That There Are Not Three Gods

  • Year 381
  • Type Treatise
  • Genre theology
  • Tradition Patristic
  • Original language Greek

Gregory of Nyssa's "That There Are Not Three Gods" emerges from the heated Trinitarian controversies of the late fourth century, written around 381 as a sophisticated response to critics who accused Cappadocian theology of tritheism. The work addresses a fundamental challenge: if the Father, Son, and Holy Spirit are each truly God, how can Christians maintain monotheism without falling into the worship of three separate deities? Gregory wrote this treatise to his brother Peter of Sebaste, defending the Cappadocian formula that distinguishes between the one divine essence (ousia) shared by all three persons and their distinct personal properties (hypostases).
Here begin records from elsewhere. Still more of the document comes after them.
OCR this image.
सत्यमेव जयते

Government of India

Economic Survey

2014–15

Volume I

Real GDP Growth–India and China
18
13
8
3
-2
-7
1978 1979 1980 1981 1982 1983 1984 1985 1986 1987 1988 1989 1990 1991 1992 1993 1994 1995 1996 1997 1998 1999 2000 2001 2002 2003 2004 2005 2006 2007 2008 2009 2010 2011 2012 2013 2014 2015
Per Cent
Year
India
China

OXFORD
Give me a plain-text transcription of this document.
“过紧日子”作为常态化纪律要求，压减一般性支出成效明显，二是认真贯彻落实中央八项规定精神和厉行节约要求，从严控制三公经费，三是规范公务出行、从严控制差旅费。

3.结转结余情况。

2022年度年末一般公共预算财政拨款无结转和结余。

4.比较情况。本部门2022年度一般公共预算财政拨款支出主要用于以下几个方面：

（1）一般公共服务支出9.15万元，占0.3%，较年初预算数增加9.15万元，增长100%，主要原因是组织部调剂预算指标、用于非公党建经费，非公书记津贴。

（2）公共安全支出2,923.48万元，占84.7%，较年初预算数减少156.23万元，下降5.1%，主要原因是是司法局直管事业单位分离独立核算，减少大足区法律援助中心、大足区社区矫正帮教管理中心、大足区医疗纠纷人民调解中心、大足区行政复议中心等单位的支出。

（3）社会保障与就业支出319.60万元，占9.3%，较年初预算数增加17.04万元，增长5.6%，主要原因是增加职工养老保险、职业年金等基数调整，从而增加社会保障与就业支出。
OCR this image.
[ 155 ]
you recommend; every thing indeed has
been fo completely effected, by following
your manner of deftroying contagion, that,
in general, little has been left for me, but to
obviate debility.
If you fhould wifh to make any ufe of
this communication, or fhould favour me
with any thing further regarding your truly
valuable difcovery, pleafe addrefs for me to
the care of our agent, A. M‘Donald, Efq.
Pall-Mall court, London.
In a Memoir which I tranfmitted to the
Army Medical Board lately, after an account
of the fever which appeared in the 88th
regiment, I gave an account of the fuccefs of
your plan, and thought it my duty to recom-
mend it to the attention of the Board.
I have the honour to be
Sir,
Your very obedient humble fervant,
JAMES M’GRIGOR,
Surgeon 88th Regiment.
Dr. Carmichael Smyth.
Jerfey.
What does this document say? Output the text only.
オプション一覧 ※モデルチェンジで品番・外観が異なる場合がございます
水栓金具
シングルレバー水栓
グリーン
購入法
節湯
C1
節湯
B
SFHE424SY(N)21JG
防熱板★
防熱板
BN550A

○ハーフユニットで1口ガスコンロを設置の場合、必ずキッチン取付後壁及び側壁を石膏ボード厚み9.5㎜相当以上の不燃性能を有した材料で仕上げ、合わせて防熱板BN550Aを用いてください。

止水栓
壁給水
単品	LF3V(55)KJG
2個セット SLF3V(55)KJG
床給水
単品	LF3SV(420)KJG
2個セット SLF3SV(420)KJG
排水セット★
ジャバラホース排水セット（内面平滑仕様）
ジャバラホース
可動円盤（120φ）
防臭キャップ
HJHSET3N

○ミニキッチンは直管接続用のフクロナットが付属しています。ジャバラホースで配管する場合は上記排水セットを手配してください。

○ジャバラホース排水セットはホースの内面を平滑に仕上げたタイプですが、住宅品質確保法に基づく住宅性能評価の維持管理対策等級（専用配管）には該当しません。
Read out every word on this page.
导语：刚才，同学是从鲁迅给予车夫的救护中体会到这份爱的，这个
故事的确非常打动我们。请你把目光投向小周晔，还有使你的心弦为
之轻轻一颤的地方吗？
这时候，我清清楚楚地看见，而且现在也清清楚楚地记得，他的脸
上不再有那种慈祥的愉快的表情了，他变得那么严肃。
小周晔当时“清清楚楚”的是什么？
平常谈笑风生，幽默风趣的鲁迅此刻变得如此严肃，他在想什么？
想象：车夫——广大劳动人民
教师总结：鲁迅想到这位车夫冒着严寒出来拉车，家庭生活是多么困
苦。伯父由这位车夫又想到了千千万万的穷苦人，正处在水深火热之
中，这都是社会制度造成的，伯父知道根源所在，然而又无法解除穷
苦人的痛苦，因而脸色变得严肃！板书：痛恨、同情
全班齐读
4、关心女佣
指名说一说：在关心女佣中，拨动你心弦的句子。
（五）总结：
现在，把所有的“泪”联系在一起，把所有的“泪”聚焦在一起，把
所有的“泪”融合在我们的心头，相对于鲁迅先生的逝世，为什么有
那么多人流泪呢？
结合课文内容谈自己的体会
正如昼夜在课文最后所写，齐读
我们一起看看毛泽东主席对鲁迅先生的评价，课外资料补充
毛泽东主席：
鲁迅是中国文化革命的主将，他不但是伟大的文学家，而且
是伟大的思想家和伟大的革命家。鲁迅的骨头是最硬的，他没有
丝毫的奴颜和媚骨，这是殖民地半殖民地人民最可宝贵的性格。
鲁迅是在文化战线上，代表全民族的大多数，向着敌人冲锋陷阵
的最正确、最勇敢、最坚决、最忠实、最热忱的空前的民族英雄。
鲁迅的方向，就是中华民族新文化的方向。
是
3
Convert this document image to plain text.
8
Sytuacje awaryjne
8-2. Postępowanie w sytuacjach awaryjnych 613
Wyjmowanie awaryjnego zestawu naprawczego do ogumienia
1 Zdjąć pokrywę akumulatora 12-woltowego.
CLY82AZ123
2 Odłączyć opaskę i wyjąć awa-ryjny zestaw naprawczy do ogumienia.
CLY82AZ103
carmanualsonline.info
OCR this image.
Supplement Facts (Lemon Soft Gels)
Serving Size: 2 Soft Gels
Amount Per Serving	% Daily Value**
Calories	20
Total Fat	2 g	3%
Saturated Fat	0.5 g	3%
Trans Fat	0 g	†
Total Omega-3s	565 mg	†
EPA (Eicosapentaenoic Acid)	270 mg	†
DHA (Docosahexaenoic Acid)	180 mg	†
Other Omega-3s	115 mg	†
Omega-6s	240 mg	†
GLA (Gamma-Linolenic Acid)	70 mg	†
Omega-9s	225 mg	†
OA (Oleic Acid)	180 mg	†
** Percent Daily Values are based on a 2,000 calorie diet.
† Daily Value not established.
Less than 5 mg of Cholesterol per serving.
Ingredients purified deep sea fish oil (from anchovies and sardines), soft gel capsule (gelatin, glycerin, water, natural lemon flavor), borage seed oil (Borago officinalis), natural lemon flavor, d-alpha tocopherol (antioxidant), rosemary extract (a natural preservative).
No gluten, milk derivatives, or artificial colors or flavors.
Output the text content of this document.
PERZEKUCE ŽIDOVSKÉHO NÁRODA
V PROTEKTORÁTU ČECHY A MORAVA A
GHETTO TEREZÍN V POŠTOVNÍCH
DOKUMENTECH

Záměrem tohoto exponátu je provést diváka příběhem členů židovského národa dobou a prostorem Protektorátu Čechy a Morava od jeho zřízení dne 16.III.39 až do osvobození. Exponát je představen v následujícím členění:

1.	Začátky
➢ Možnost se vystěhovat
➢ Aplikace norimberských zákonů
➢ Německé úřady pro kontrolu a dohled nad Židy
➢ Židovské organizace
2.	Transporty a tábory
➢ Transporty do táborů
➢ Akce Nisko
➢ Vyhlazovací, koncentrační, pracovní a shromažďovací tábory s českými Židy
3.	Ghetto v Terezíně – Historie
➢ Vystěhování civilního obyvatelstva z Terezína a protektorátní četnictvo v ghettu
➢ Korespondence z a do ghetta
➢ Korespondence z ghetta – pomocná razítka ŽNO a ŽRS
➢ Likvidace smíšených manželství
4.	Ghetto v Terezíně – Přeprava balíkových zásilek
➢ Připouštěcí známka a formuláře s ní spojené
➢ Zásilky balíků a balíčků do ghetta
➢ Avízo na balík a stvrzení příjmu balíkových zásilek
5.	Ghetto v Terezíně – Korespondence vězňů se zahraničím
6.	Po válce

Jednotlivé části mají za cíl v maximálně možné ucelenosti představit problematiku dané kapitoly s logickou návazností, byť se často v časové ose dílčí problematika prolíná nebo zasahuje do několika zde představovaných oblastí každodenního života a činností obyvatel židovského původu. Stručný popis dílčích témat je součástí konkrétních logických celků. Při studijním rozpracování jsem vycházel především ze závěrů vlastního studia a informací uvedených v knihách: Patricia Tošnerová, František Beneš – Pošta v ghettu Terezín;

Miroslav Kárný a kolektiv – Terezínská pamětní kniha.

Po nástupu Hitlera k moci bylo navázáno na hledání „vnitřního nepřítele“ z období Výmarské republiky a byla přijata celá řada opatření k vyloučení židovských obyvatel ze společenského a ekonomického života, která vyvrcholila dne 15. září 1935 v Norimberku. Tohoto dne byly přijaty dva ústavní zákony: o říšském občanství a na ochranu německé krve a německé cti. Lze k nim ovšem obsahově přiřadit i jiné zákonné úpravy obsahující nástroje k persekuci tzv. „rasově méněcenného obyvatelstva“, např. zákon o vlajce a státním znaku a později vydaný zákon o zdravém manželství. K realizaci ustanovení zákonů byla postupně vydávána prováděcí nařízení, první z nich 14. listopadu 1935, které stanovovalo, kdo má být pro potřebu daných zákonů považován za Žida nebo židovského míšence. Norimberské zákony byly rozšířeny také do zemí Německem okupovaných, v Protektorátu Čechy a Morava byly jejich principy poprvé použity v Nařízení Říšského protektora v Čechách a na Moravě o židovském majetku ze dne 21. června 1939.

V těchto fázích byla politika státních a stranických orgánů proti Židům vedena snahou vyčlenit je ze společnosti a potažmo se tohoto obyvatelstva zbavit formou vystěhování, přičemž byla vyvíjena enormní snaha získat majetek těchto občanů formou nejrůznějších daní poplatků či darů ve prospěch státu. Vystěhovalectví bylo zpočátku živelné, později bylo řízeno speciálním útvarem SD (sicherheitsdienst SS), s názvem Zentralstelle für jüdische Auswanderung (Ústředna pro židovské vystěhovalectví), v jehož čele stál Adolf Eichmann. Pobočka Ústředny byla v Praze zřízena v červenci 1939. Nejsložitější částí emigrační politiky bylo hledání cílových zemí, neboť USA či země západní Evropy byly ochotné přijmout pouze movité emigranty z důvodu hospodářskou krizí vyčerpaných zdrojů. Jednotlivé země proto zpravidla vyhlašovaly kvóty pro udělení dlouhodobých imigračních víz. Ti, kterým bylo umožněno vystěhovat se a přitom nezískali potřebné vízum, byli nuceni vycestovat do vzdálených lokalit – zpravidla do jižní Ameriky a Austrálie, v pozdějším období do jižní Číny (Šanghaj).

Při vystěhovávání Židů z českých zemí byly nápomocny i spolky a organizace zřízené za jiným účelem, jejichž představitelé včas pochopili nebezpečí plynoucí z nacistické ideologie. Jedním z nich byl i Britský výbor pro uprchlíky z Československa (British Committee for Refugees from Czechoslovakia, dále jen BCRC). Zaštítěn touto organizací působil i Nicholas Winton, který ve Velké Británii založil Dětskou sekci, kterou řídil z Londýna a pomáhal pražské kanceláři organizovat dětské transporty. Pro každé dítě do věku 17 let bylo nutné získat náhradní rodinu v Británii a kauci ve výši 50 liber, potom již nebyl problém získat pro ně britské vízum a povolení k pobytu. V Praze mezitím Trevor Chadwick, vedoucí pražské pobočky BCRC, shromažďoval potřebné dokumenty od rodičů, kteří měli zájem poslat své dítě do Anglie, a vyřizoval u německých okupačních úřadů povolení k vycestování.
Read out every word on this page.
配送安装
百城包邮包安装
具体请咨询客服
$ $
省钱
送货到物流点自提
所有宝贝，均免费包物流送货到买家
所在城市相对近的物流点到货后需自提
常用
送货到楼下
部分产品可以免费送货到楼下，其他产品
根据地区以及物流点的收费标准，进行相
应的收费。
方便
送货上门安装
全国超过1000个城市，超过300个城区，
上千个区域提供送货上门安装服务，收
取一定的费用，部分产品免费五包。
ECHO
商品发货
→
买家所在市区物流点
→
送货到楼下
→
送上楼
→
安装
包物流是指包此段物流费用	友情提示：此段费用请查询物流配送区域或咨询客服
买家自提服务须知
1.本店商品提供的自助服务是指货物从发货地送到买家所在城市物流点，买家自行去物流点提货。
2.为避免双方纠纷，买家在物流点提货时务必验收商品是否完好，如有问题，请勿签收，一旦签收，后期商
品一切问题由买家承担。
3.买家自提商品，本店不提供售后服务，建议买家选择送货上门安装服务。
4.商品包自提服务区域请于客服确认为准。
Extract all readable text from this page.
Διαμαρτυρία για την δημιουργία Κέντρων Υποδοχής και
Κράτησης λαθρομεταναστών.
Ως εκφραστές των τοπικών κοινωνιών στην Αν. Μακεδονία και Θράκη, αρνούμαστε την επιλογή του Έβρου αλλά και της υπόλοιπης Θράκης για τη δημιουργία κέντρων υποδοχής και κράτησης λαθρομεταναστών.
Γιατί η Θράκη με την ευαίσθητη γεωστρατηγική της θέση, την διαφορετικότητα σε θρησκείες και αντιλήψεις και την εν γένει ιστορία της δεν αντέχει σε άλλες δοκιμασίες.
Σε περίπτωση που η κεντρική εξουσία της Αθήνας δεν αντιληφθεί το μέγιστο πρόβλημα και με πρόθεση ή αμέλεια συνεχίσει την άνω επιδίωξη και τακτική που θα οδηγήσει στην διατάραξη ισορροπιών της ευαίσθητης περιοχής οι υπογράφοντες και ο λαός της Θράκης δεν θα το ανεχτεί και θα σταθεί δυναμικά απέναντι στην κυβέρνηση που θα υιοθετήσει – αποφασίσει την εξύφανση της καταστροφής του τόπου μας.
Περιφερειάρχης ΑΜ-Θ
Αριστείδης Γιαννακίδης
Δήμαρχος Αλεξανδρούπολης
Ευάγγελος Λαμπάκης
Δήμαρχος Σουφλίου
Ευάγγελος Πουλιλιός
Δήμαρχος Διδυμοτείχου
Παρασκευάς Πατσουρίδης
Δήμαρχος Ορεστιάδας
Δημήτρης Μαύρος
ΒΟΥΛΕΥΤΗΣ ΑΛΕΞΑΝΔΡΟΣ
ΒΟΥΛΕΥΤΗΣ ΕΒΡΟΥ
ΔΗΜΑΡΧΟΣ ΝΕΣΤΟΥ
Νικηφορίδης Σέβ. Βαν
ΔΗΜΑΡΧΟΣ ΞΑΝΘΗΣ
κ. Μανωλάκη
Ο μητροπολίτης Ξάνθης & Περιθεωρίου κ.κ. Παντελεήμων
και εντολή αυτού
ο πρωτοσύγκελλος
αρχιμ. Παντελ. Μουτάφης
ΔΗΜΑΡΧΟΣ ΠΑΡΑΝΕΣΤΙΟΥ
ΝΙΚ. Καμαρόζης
Gregory's argument proceeds through careful philosophical analysis, drawing on Aristotelian categories to explain how numerical unity differs from generic unity. He demonstrates that when we speak of divine essence, we refer to an indivisible reality that cannot be multiplied or divided, unlike created beings who share a common nature but exist as separate individuals. The three divine persons are not three instances of divinity but three distinct modes of possessing the one, simple, and undivided divine essence. Gregory employs analogies from human experience while carefully noting their limitations, showing how the operations of the Trinity in creation and salvation reveal both unity of action and distinction of persons. His analysis of divine names and attributes further clarifies how theological language can speak precisely about the mystery of God's triune nature.

This treatise became foundational for Eastern Orthodox Trinitarian theology and significantly influenced subsequent developments in both Eastern and Western Christianity. Gregory's precise theological vocabulary and philosophical rigor helped establish the conceptual framework that the church continues to use in articulating Trinitarian doctrine. His work demonstrates how careful philosophical analysis serves theological truth rather than undermining it.

Who should read this: Theologians, students of patristic thought, and anyone seeking to understand the intellectual foundations of Trinitarian doctrine will find Gregory's precise argumentation invaluable. This is not accessible reading for those without background in theological terminology or interest in doctrinal development.